October 23, 2017

 

 
2017102321CHINA-1-articleLarge(1).jpg (600×400)
 

Xie Yang with his wife, Chen Guiqiu.

China Human Rights Defenders

 

GENEVA — A United Nations human rights panel has told China that it wrongfully arrested three prominent human rights activists accused of subversion and called on the government to release and compensate them.

 

The panel, the Working Group on Arbitrary Detention, made up of five independent experts, said the three activists, Hu Shigen, Zhou Shifeng and Xie Yang, had been punished for promoting human rights.

 

It said their treatment did not conform with China’s obligations under the Universal Declaration of Human Rights and urged Beijing to consider amending its laws to bring them into conformity with international norms.

 

The appropriate remedy would be to release Hu Shigen, Zhou Shifeng and Xie Yang immediately, and accord them an enforceable right to compensation and other reparations,” the working group concluded.

 

The findings were contained in a 12-page document that was first reported on Friday by The Guardian. They have not been publicly released, but United Nations officials in Geneva confirmed the document’s authenticity.

 

The findings represent a sharp rebuke of China’s treatment of the activists that will be all the more unwelcome to Beijing, as it coincides with a weeklong Communist Party congress setting China’s course for the next five years — an event minutely choreographed to avoid any signs of dissent or disaffection.

 

The men were arrested as part of a widespread crackdown on human rights activists — and the lawyers representing them — that President Xi Jinping unleashed in 2015. Hundreds of people have been questioned and detained as part of the crackdown.

 

Mr.
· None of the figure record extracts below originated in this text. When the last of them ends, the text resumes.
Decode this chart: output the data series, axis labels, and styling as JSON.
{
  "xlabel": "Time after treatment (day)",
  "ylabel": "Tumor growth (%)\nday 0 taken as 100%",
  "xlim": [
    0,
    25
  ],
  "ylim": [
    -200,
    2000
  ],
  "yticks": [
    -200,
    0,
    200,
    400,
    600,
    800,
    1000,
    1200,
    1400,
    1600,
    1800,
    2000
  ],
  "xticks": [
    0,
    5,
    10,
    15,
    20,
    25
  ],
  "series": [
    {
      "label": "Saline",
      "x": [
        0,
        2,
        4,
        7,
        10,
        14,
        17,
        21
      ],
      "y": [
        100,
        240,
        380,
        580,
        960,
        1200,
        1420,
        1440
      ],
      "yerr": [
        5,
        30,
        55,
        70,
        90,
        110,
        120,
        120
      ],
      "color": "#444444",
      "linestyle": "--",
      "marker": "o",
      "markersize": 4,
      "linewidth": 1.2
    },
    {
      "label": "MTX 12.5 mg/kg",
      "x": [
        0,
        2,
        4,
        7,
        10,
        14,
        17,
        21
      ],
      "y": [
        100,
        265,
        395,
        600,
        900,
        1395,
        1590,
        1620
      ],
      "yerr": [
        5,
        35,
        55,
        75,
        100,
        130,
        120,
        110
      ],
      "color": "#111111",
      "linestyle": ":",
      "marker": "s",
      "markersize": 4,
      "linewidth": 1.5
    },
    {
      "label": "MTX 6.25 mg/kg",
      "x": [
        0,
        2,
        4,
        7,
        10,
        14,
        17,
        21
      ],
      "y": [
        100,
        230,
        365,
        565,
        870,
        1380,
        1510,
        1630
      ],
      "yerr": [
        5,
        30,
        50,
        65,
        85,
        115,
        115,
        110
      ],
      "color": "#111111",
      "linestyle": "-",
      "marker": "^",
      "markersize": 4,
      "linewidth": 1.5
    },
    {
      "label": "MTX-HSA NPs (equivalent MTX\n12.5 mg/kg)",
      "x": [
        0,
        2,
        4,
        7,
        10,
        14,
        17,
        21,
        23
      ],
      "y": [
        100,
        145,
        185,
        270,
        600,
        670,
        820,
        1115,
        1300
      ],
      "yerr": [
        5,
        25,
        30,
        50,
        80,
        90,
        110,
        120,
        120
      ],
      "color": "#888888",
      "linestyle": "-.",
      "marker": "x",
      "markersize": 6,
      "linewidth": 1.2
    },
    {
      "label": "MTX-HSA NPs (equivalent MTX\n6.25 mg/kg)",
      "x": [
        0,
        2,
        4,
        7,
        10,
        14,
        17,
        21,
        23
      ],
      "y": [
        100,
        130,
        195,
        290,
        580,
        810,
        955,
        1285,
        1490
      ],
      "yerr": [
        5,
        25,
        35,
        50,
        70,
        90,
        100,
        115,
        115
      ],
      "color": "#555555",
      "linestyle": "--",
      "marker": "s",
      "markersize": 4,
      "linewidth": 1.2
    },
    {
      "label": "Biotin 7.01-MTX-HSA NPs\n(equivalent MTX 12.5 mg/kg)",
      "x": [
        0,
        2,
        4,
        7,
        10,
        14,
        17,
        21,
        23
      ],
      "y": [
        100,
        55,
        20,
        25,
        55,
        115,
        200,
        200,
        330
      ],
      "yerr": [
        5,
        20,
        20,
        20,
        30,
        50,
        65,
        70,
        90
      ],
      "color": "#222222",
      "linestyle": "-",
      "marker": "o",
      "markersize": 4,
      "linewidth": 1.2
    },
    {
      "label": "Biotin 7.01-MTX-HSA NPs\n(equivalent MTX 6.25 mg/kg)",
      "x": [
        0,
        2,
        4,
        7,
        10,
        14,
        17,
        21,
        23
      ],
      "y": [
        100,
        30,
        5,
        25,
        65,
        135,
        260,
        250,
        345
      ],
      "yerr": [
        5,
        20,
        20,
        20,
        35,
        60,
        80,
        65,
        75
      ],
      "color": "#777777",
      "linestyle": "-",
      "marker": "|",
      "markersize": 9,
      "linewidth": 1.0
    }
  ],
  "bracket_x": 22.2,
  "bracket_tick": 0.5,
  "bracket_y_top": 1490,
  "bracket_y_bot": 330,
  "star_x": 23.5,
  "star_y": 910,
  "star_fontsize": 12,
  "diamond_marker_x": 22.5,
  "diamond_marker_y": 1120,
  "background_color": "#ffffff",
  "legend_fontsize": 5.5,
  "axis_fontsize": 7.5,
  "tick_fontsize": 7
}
Xie, a 45-year-old lawyer who had defended mainland supporters of Hong Kong pro-democracy protests, was arrested in July 2015 and held in isolation in a secret detention center. In transcripts of meetings with his lawyers, which they released in January, Mr. Xie told of torture and abuse inflicted by interrogators, who threatened to turn him into an “invalid” unless he confessed.

 

Mr. Xie was put on trial in May for inciting subversion of state power and disrupting court order. In a video released by the court, he denied being mistreated and said his actions “go against my role as a lawyer.” The court released him on bail.

 

Mr. Hu, 62, an outspoken advocate of religious freedom and democracy who led several underground churches and had already served a 16-year prison term, was sentenced last year to seven and half years in prison.

 

Mr. Zhou, 52, described by prosecutors as a radical who conspired with foreign governments and rights groups to take on cases that undermined the Communist Party, was sentenced last year to seven years in prison. Mr. Zhou had led a firm of a hundred lawyers that handled numerous cases deemed sensitive by the authorities, representing the dissident artist Ai Weiwei, members of the banned Falun Gong movement and the victims of a contaminated baby formula scandal in 2008.

 

The United Nations panel weighed the Chinese government’s charges against the accounts by people acting on their behalf and concluded they had been arrested “because of their work to promote and protect human rights.”

 

The panel said it was convinced the three men had not enjoyed their legal rights to due process, including access to lawyers, and said it was deeply concerned by allegations of torture. The panel also said it was not convinced by government claims they had confessed, observing that the government had not responded in “an explicit and comprehensive manner” to allegations they were obtained under torture.

 

The panel’s findings represented “a very serious, methodical effort to understand the facts of these cases” and called into question the government’s arguments that human rights defenders are subversives trying to undermine the state, Sophie Richardson, the China director at Human Rights Watch said.

 

The panel opinion released on Friday was the latest in multiple interventions over cases of arbitrary detention in China. In the past it called for the release of the prominent intellectual Liu Xiaobo, who died in detention in July, and for release of his wife, Liu Xia.

 

In April it called for the release of a prominent Tibetan activist Tsegon Gyal, detained in December on charges of “inciting to split the country” and in May it said authorities should release three activists — Huang Wenxun, Yuan Bing and Yuan Xiaohua — who were arrested in May 2013.

 

The panel’s findings underscored the critical value of such United Nations human rights mechanisms, Ms. Richardson said in phone interview. “To have these bodies able to render these kind of investigations and decisions is extraordinarily important,” she said. “It is to these bodies that people inside China can reach out for some kind of redress because they aren’t going to get it at home.”